In the case of Integration Server clients, ensure that the "Enable CSQ" option under the Producer Settings of the Universal Messaging connection alias settings is enabled. This will ensure that when the Integration Server publishes documents using this connection alias, it writes the documents to the client-side queue if the Universal Messaging server is unavailable. Integration Server will publish the messages written to the client-side queue when the Universal Messaging server is back online. Client-side queuing can also be enabled by passing "true" to the useCSQ flag while invoking the pub.jms:send and pub.jms:sendAndWait services. The "Maximum CSQ Size (messages)" property of the Universal Messaging connection alias settings should be set to an appropriate value depending on the publishing rate and planned outage window size.

For related information, refer to the description of Creating a Universal Messaging Connection Alias in the chapter Configuring Integration Server for webMethods Messaging in the Integration Server Administrator's Guide. Refer also to the descriptions of pub.jms:send and pub.jms:sendAndWait in the JMS Folder section of the Built-In Services Reference Guide, which is included in the Integration Server documentation set.

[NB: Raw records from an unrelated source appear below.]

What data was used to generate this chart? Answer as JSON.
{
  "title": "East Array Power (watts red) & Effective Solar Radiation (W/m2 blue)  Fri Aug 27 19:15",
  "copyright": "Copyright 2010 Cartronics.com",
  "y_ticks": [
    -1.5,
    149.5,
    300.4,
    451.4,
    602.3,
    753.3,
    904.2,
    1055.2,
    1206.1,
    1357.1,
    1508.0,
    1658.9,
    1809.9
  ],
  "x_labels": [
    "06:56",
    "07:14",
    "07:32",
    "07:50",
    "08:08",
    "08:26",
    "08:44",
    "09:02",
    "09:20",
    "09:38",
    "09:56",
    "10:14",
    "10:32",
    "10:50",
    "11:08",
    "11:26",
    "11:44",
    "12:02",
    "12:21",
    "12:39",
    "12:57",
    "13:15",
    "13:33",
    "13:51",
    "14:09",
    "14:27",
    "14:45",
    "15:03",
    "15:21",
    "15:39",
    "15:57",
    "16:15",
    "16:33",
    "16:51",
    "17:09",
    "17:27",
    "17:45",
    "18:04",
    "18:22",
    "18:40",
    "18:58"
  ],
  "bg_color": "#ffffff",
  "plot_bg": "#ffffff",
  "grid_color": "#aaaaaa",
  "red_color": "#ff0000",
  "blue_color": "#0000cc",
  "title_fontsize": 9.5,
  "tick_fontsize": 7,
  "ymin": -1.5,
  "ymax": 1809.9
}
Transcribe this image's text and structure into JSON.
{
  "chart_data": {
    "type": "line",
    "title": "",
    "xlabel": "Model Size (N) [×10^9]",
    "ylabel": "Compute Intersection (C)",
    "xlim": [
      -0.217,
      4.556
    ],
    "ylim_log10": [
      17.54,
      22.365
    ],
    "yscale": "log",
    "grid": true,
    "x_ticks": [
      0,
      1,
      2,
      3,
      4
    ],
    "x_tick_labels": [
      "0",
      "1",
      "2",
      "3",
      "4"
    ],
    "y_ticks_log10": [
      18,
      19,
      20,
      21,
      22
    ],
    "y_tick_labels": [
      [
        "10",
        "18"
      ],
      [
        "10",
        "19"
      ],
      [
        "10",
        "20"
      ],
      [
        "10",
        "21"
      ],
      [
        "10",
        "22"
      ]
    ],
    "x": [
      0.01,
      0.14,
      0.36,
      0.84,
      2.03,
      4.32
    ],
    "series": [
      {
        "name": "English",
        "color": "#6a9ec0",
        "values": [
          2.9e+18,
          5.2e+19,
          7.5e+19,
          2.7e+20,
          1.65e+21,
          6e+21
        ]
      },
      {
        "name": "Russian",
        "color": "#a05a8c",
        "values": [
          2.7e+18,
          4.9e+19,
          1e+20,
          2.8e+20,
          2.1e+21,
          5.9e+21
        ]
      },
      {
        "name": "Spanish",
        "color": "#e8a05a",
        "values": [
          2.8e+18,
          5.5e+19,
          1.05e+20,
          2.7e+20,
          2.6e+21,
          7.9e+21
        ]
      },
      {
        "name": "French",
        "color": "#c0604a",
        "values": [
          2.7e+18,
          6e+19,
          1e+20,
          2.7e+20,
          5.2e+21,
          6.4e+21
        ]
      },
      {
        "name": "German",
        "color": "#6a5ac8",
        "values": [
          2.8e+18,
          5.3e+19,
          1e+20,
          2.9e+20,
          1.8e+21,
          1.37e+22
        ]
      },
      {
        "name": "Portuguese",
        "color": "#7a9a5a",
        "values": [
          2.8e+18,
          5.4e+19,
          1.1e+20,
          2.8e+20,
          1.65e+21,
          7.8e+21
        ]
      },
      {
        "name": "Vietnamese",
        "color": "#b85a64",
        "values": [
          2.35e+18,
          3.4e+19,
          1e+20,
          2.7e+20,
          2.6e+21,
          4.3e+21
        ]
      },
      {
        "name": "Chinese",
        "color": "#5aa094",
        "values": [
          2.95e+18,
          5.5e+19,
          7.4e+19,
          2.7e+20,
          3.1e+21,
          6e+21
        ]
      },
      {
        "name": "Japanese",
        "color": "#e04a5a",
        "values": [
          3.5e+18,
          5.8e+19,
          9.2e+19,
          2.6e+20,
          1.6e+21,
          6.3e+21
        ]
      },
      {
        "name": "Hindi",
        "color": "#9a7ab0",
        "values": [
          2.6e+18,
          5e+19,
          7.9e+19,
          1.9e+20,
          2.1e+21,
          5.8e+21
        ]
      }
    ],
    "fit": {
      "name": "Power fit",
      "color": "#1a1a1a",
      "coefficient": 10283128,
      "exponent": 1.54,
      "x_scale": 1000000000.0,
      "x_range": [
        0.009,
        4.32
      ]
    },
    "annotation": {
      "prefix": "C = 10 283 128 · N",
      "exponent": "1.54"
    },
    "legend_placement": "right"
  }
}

All the channels and queues are drained or emptied before stopping or suspending the clients consuming the messages.

Note:
The above points are not recommendations but rather points to be considered while designing the system as well as planning for a scheduled maintenance.

Application of Fixes

Consider the following points when applying a fix to a realm or a cluster of realms:

Before applying the fix, perform the following steps:

1. Back up the realm data and configurations, following the backup procedure.

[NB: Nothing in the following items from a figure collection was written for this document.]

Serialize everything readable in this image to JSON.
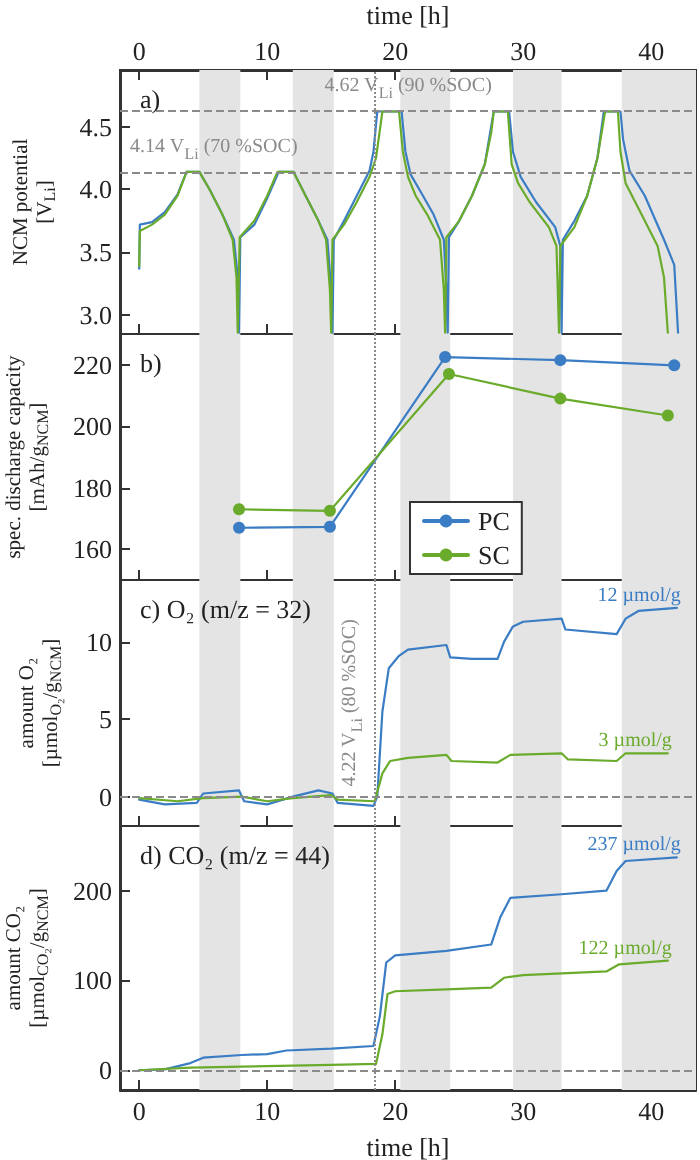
{
  "chart_data": [
    {
      "type": "line",
      "title": "a)",
      "ylabel": "NCM potential [V$_{Li}$]",
      "x2label": "time [h]",
      "xlim": [
        -1.5,
        43.5
      ],
      "xticks": [
        0,
        10,
        20,
        30,
        40
      ],
      "x2lim": [
        -1.5,
        43.5
      ],
      "x2ticks": [
        0,
        10,
        20,
        30,
        40
      ],
      "ylim": [
        2.85,
        4.95
      ],
      "yticks": [
        {
          "value": 3,
          "label": "3.0"
        },
        3.5,
        {
          "value": 4,
          "label": "4.0"
        },
        4.5
      ],
      "tick_labels": "y",
      "marker": "none",
      "line_style": "solid",
      "series": [
        {
          "color": "#3b7dc4",
          "x": [
            0,
            0.05,
            1,
            2,
            3,
            3.7,
            4.7,
            5.5,
            6.5,
            7.4,
            7.7,
            7.8,
            7.9,
            9,
            10,
            10.9,
            12.05,
            13,
            14,
            14.7,
            15,
            15.1,
            15.2,
            16,
            17,
            18,
            18.3,
            18.6,
            20.5,
            20.8,
            21.2,
            22,
            23,
            23.8,
            24,
            24.1,
            24.2,
            25,
            26,
            27,
            27.7,
            28.9,
            29.2,
            29.8,
            31,
            32.5,
            32.9,
            33,
            33.1,
            34,
            35,
            35.8,
            36.3,
            37.6,
            37.8,
            38.3,
            39.5,
            41,
            41.8,
            42.1
          ],
          "values": [
            3.37,
            3.72,
            3.74,
            3.82,
            3.96,
            4.14,
            4.14,
            4,
            3.8,
            3.6,
            3.3,
            2.86,
            3.62,
            3.72,
            3.93,
            4.14,
            4.14,
            3.95,
            3.75,
            3.6,
            3.2,
            2.86,
            3.6,
            3.75,
            3.95,
            4.15,
            4.3,
            4.62,
            4.62,
            4.3,
            4.12,
            3.98,
            3.8,
            3.6,
            3.2,
            2.86,
            3.62,
            3.75,
            3.95,
            4.2,
            4.62,
            4.62,
            4.3,
            4.1,
            3.9,
            3.7,
            3.55,
            2.86,
            3.6,
            3.75,
            3.95,
            4.25,
            4.62,
            4.62,
            4.4,
            4.15,
            3.95,
            3.6,
            3.4,
            2.86
          ]
        },
        {
          "color": "#6aab2c",
          "x": [
            0,
            0.05,
            1,
            2,
            3,
            3.7,
            4.7,
            5.5,
            6.5,
            7.3,
            7.6,
            7.7,
            7.85,
            9,
            10,
            10.8,
            12.05,
            13,
            14,
            14.6,
            14.9,
            15,
            15.1,
            16,
            17,
            18,
            18.5,
            19,
            20.3,
            20.6,
            21,
            21.6,
            22.5,
            23.5,
            23.8,
            23.9,
            24,
            25,
            26,
            27,
            27.5,
            27.7,
            28.8,
            29.1,
            29.6,
            30.5,
            32,
            32.6,
            32.8,
            32.9,
            34,
            35,
            35.8,
            36.4,
            37.4,
            37.6,
            38,
            39,
            40.5,
            41,
            41.3
          ],
          "values": [
            3.39,
            3.67,
            3.72,
            3.8,
            3.95,
            4.14,
            4.14,
            4,
            3.8,
            3.6,
            3.3,
            2.86,
            3.62,
            3.75,
            3.95,
            4.14,
            4.14,
            3.95,
            3.75,
            3.6,
            3.2,
            2.86,
            3.6,
            3.72,
            3.9,
            4.1,
            4.25,
            4.62,
            4.62,
            4.3,
            4.1,
            3.95,
            3.8,
            3.6,
            3.2,
            2.86,
            3.62,
            3.75,
            3.95,
            4.2,
            4.45,
            4.62,
            4.62,
            4.2,
            4.05,
            3.9,
            3.7,
            3.55,
            2.86,
            3.55,
            3.7,
            3.95,
            4.25,
            4.62,
            4.62,
            4.3,
            4.05,
            3.85,
            3.55,
            3.3,
            2.86
          ]
        }
      ],
      "bands": [
        {
          "axis": "x",
          "from": 4.7,
          "to": 7.9
        },
        {
          "axis": "x",
          "from": 12,
          "to": 15.2
        },
        {
          "axis": "x",
          "from": 20.4,
          "to": 24.3
        },
        {
          "axis": "x",
          "from": 29.2,
          "to": 33
        },
        {
          "axis": "x",
          "from": 37.7,
          "to": 43.5
        }
      ],
      "ref_lines": [
        {
          "axis": "y",
          "value": 4.14,
          "label": "4.14 V$_{Li}$ (70 %SOC)",
          "line_style": "dashed",
          "color": "#8a8a8a"
        },
        {
          "axis": "y",
          "value": 4.62,
          "label": "4.62 V$_{Li}$ (90 %SOC)",
          "line_style": "dashed",
          "color": "#8a8a8a"
        },
        {
          "axis": "x",
          "value": 18.45,
          "line_style": "dotted",
          "color": "#8a8a8a"
        }
      ]
    },
    {
      "type": "line",
      "title": "b)",
      "ylabel": "spec. discharge capacity [mAh/g$_{NCM}$]",
      "xlim": [
        -1.5,
        43.5
      ],
      "xticks": [
        0,
        10,
        20,
        30,
        40
      ],
      "ylim": [
        150,
        230
      ],
      "yticks": [
        160,
        180,
        200,
        220
      ],
      "tick_labels": "y",
      "marker": "circle",
      "line_style": "solid",
      "legend": "bottom",
      "series": [
        {
          "name": "PC",
          "color": "#3b7dc4",
          "x": [
            7.8,
            14.9,
            23.9,
            32.9,
            41.8
          ],
          "values": [
            167,
            167.3,
            222.5,
            221.5,
            219.8
          ]
        },
        {
          "name": "SC",
          "color": "#6aab2c",
          "x": [
            7.8,
            14.9,
            24.2,
            32.9,
            41.3
          ],
          "values": [
            173,
            172.5,
            217,
            209,
            203.5
          ]
        }
      ],
      "bands": [
        {
          "axis": "x",
          "from": 4.7,
          "to": 7.9
        },
        {
          "axis": "x",
          "from": 12,
          "to": 15.2
        },
        {
          "axis": "x",
          "from": 20.4,
          "to": 24.3
        },
        {
          "axis": "x",
          "from": 29.2,
          "to": 33
        },
        {
          "axis": "x",
          "from": 37.7,
          "to": 43.5
        }
      ],
      "ref_lines": [
        {
          "axis": "x",
          "value": 18.45,
          "line_style": "dotted",
          "color": "#8a8a8a"
        }
      ]
    },
    {
      "type": "line",
      "title": "c) O₂ (m/z = 32)",
      "ylabel": "amount O₂ [µmol$_{O₂}$/g$_{NCM}$]",
      "xlim": [
        -1.5,
        43.5
      ],
      "xticks": [
        0,
        10,
        20,
        30,
        40
      ],
      "ylim": [
        -1.9,
        14
      ],
      "yticks": [
        0,
        5,
        10
      ],
      "tick_labels": "y",
      "marker": "none",
      "line_style": "solid",
      "series": [
        {
          "color": "#3b7dc4",
          "x": [
            0,
            2,
            4.5,
            5,
            7.8,
            8.2,
            10,
            12,
            14,
            15.1,
            15.5,
            18.3,
            18.6,
            19,
            19.5,
            20.3,
            21,
            24,
            24.3,
            26,
            28,
            28.5,
            29.2,
            30,
            33,
            33.3,
            37.3,
            38,
            39,
            42
          ],
          "values": [
            -0.2,
            -0.5,
            -0.4,
            0.2,
            0.4,
            -0.3,
            -0.5,
            0,
            0.4,
            0.2,
            -0.4,
            -0.6,
            0,
            5.5,
            8.3,
            9.1,
            9.5,
            9.8,
            9,
            8.9,
            8.9,
            10,
            11,
            11.3,
            11.5,
            10.8,
            10.5,
            11.5,
            12,
            12.2
          ],
          "value_labels": [
            null,
            null,
            null,
            null,
            null,
            null,
            null,
            null,
            null,
            null,
            null,
            null,
            null,
            null,
            null,
            null,
            null,
            null,
            null,
            null,
            null,
            null,
            null,
            null,
            null,
            null,
            null,
            null,
            null,
            "12 µmol/g"
          ]
        },
        {
          "color": "#6aab2c",
          "x": [
            0,
            3,
            5,
            8,
            10,
            12,
            15,
            15.5,
            18.4,
            19,
            19.6,
            21,
            24,
            24.4,
            28,
            29,
            33,
            33.5,
            37.3,
            38,
            41.3
          ],
          "values": [
            -0.1,
            -0.3,
            -0.1,
            0,
            -0.3,
            -0.1,
            0.1,
            -0.2,
            -0.3,
            1.5,
            2.3,
            2.5,
            2.7,
            2.3,
            2.2,
            2.7,
            2.8,
            2.4,
            2.3,
            2.8,
            2.8
          ],
          "value_labels": [
            null,
            null,
            null,
            null,
            null,
            null,
            null,
            null,
            null,
            null,
            null,
            null,
            null,
            null,
            null,
            null,
            null,
            null,
            null,
            null,
            "3 µmol/g"
          ]
        }
      ],
      "bands": [
        {
          "axis": "x",
          "from": 4.7,
          "to": 7.9
        },
        {
          "axis": "x",
          "from": 12,
          "to": 15.2
        },
        {
          "axis": "x",
          "from": 20.4,
          "to": 24.3
        },
        {
          "axis": "x",
          "from": 29.2,
          "to": 33
        },
        {
          "axis": "x",
          "from": 37.7,
          "to": 43.5
        }
      ],
      "ref_lines": [
        {
          "axis": "x",
          "value": 18.45,
          "label": "4.22 V$_{Li}$ (80 %SOC)",
          "line_style": "dotted",
          "color": "#8a8a8a"
        },
        {
          "axis": "y",
          "value": 0,
          "line_style": "dashed",
          "color": "#8a8a8a"
        }
      ]
    },
    {
      "type": "line",
      "title": "d) CO₂ (m/z = 44)",
      "ylabel": "amount CO₂ [µmol$_{CO₂}$/g$_{NCM}$]",
      "xlabel": "time [h]",
      "xlim": [
        -1.5,
        43.5
      ],
      "xticks": [
        0,
        10,
        20,
        30,
        40
      ],
      "ylim": [
        -22,
        272
      ],
      "yticks": [
        0,
        100,
        200
      ],
      "marker": "none",
      "line_style": "solid",
      "series": [
        {
          "color": "#3b7dc4",
          "x": [
            0,
            2,
            4,
            5,
            8,
            10,
            11.5,
            15,
            18.3,
            18.8,
            19.3,
            20,
            24,
            27.5,
            28.2,
            29,
            33,
            36.5,
            37.3,
            38,
            42
          ],
          "values": [
            0,
            1,
            8,
            14,
            17,
            18,
            22,
            24,
            27,
            60,
            120,
            128,
            133,
            140,
            170,
            192,
            196,
            200,
            222,
            233,
            237
          ],
          "value_labels": [
            null,
            null,
            null,
            null,
            null,
            null,
            null,
            null,
            null,
            null,
            null,
            null,
            null,
            null,
            null,
            null,
            null,
            null,
            null,
            null,
            "237 µmol/g"
          ]
        },
        {
          "color": "#6aab2c",
          "x": [
            0,
            4,
            8,
            15,
            18.5,
            19,
            19.4,
            20,
            24,
            27.5,
            28.5,
            30,
            36.5,
            37.5,
            41.3
          ],
          "values": [
            0,
            3,
            4,
            6,
            7,
            40,
            85,
            88,
            90,
            92,
            103,
            106,
            110,
            118,
            122
          ],
          "value_labels": [
            null,
            null,
            null,
            null,
            null,
            null,
            null,
            null,
            null,
            null,
            null,
            null,
            null,
            null,
            "122 µmol/g"
          ]
        }
      ],
      "bands": [
        {
          "axis": "x",
          "from": 4.7,
          "to": 7.9
        },
        {
          "axis": "x",
          "from": 12,
          "to": 15.2
        },
        {
          "axis": "x",
          "from": 20.4,
          "to": 24.3
        },
        {
          "axis": "x",
          "from": 29.2,
          "to": 33
        },
        {
          "axis": "x",
          "from": 37.7,
          "to": 43.5
        }
      ],
      "ref_lines": [
        {
          "axis": "x",
          "value": 18.45,
          "line_style": "dotted",
          "color": "#8a8a8a"
        },
        {
          "axis": "y",
          "value": 0,
          "line_style": "dashed",
          "color": "#8a8a8a"
        }
      ]
    }
  ]
}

2. Shut down the realm, following the maintenance window procedure.

Apply the fix to the realm using Software AG Update Manager.

After applying the fix, perform the following steps:

Start the realm.

Perform a configuration health check by running the HealthChecker tool. The checks to perform are:

DurableSubscriberLargeStoreCheck

FixLevelCheck

JNDIStatusCheck

JoinMismatchCheck

ResourcesSafetyLimitsCheck

ServerProtectionConsistencyCheck

For more information about working with the HealthChecker tool, see Running a Configuration Health Check.

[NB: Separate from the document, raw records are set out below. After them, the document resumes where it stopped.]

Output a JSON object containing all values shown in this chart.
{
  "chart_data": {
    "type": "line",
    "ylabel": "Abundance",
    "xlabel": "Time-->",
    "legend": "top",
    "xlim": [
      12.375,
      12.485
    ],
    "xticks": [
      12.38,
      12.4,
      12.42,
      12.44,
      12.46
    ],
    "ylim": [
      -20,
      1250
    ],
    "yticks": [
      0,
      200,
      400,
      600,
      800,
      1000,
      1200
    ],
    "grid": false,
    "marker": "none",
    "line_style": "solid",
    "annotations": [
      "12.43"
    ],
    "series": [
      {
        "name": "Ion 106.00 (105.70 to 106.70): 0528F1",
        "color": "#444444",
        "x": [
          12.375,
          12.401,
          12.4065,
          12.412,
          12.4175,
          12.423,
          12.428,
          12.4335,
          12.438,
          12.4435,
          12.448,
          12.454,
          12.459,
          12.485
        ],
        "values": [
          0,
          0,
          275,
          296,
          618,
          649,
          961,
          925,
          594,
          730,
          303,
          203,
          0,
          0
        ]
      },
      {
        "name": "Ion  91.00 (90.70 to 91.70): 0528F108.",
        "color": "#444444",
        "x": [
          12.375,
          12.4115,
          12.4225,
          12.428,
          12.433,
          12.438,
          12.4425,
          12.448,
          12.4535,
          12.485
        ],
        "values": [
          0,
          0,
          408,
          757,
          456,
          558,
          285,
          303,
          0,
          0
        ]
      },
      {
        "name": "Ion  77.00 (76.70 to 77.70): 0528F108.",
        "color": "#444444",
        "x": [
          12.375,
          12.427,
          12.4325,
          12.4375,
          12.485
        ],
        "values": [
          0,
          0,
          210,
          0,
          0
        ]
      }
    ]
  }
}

Rolling Update of Servers in a Cluster

A rolling update of the Universal Messaging servers in an active/active cluster enables you to apply a fix to a server in the cluster while the other servers remain online. You shut down only the server to which you are applying the fix and not the whole cluster.

Consider the following information before starting the procedure:

You must apply the fix to all servers in the cluster.

Software AG recommends that you first apply the fix to the secondary nodes and then to the primary node.

To install a fix to the servers in an active/active cluster, perform the following steps on each node:

1. Shut down the node.

The node disconnects from the cluster.

2. Apply the fix to the node.

3. Start the node.

The node reconnects to the cluster and is operational again.

Clients connected to the cluster should be able to tolerate a brief loss of connection:

When the node to which a client is connected is shut down, the client loses connection to the node and the cluster. Then the client must re-establish the connection.

When the primary node is shut down, the whole cluster briefly goes offline until a new primary node is elected.